This Chocolate Chip Cake features a super moist, vanilla cake studded with semi-sweet chocolate chips and a creamy, fluffy chocolate frosting to top it off. Easy to make and a sure thing when it comes to winning over the crowd. Perfect for any occasion — birthdays, holidays, potluck parties, BBQs, and more!
Ingredients : For the Cake
- 2 ½ cups cake flour
- ½ teaspoons baking powder
- ¼ teaspoon baking soda
- 1 ⅛ teaspoon salt
- ¾ cup unsalted butter, room temperature
- 1 ½ cup granulated sugar
- 3 large eggs, room temperature
- ⅓ cup sour cream
- 1 tablespoon pure vanilla extract
- ¾ cup buttermilk
- 1 cup semi-sweet chocolate chips, plus ¼ cup for the topping (I like to use a mix of both regular-sized and mini chocolate chips)
For the Icing :
- 1 cup unsalted butter, room temperature
- 2 ½ cups powdered sugar
- ⅓ cup unsweetened cocoa powder
- 3 tablespoons milk, half-and-half, or cream
- 2 teaspoons pure vanilla extract
- Pinch of salt
- Preheat the oven to 350°F and have ready a greased 9×13″ cake pan, preferably light-colored steel or aluminum.
- Sift the cake flour, baking powder, baking soda, and salt over a medium-sized mixing bowl. Set aside until ready to use.
- Add the butter and sugar to a large bowl and using a handheld mixer, mix until fluffy and pale yellow in color (about 3-5 minutes).
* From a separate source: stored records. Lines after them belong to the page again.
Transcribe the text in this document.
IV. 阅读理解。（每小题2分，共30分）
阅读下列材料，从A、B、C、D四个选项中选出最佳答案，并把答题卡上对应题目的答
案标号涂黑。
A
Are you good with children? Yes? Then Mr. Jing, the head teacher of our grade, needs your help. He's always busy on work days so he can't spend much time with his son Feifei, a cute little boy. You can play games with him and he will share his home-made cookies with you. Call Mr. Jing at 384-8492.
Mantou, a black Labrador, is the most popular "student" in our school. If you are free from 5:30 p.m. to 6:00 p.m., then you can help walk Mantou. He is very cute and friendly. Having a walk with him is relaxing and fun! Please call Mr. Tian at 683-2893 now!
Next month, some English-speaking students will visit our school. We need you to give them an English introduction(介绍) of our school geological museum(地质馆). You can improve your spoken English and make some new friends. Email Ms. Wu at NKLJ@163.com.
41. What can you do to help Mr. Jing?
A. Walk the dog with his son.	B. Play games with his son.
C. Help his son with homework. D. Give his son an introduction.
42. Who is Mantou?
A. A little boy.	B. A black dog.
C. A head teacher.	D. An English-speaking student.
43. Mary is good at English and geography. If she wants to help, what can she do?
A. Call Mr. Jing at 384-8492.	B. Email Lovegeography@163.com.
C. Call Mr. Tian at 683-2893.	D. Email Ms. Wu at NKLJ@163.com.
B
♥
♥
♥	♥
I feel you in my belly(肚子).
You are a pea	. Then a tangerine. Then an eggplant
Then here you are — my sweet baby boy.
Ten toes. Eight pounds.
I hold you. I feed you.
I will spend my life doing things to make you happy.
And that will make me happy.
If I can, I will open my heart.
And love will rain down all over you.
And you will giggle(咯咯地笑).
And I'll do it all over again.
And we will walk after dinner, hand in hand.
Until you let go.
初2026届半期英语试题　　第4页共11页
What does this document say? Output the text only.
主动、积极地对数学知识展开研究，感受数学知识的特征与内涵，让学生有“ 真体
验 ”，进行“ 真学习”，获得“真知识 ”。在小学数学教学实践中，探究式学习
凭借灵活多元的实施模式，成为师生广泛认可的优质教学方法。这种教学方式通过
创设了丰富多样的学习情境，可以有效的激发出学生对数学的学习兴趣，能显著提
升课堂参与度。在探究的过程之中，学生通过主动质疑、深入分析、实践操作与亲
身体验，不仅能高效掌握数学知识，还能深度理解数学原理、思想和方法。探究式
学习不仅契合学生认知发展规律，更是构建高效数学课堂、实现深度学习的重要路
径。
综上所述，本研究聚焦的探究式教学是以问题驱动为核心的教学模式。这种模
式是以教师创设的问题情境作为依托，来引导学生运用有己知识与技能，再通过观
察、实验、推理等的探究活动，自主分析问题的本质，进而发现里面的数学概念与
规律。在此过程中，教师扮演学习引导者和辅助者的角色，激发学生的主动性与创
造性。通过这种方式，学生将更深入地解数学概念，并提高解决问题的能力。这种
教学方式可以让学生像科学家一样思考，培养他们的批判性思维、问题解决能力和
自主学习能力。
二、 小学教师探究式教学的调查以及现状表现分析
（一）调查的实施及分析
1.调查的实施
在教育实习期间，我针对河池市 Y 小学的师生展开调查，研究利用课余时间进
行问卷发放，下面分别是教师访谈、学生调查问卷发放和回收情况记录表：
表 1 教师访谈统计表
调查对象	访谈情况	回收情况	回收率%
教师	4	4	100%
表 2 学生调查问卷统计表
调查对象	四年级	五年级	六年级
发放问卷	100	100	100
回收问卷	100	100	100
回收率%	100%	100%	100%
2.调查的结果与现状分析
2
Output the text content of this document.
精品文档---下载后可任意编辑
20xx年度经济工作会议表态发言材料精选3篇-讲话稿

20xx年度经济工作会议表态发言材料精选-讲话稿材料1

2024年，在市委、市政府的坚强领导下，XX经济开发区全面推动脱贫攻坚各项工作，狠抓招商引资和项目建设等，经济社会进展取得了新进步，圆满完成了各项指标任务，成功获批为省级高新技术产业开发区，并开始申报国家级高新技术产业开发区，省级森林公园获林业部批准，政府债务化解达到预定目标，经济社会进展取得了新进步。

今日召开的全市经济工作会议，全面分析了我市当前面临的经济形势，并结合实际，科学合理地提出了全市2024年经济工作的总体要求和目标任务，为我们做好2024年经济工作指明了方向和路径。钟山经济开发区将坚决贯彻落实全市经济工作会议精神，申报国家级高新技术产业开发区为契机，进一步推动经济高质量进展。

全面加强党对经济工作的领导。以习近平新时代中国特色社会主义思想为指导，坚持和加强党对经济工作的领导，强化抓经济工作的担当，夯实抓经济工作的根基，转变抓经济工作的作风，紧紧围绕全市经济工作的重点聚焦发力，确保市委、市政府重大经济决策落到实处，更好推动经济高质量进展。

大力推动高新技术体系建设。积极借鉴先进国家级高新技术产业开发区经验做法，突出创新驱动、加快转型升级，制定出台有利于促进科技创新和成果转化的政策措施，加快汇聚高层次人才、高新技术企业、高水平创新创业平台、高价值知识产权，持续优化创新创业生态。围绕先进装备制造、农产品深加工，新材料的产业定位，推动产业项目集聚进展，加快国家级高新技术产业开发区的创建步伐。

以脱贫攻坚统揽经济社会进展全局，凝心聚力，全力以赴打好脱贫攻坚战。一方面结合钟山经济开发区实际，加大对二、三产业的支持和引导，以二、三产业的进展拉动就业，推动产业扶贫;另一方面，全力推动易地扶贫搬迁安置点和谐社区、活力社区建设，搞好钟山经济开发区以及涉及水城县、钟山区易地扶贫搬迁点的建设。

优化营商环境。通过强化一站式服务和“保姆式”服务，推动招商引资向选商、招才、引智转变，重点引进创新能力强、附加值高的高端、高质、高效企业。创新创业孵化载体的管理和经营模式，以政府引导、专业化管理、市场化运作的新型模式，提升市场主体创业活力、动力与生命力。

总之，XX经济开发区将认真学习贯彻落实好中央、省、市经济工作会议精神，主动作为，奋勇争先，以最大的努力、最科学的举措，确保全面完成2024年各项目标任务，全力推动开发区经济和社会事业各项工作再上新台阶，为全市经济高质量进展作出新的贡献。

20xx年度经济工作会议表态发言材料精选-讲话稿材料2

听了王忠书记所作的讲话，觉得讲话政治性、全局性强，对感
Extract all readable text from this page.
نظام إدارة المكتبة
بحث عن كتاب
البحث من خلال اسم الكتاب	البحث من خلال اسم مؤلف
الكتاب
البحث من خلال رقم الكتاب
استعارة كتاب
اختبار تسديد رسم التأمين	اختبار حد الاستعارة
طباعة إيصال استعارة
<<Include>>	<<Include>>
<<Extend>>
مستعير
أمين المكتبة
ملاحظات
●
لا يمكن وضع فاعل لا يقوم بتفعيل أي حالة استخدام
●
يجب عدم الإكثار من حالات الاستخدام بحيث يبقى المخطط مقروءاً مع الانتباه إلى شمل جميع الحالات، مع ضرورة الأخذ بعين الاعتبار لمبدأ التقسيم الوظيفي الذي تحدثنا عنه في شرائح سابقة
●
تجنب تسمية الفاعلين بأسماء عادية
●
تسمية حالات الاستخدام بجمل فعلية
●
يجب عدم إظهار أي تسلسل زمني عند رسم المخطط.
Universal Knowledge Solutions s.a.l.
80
You could also use a stand mixer fitted with a paddle attachment for this task.
- Add the eggs, one at a time, mixing well after each addition. Add the sour cream and the vanilla and mix again. Scrape down the sides and the bottom of the bowl using a silicone spatula and mix once more.
- With the mixer on low, add the dry ingredients in 3 rounds, alternating with the buttermilk (adding it in 2 rounds). Scrape the sides and the bottom of the bowl, and mix once more. Add 1 cup of the chocolate chips and stir to combine.
- Bake for 28-32 minutes (checking at the 28-minute mark). Set the cake aside to cool completely on a wire rack before icing. If you are using a ceramic or glass baking dish, your cake will take about 3-6 minutes longer to finish baking.
To Make the Icing:
- Add the butter to a large bowl and using a handheld mixer, mix on medium-high speed for about 3 minutes. You could also use a stand mixer fitted with a paddle attachment. Set aside.
- Sift together the powdered sugar, cocoa powder, and salt. Add to the butter, along with the milk, and vanilla and begin mixing on low. Slowly increase the speed and mix until smooth and well-combined.
- Spread the frosting across the top of the cooled cake and garnish with chocolate chips, if desired. Serve and enjoy!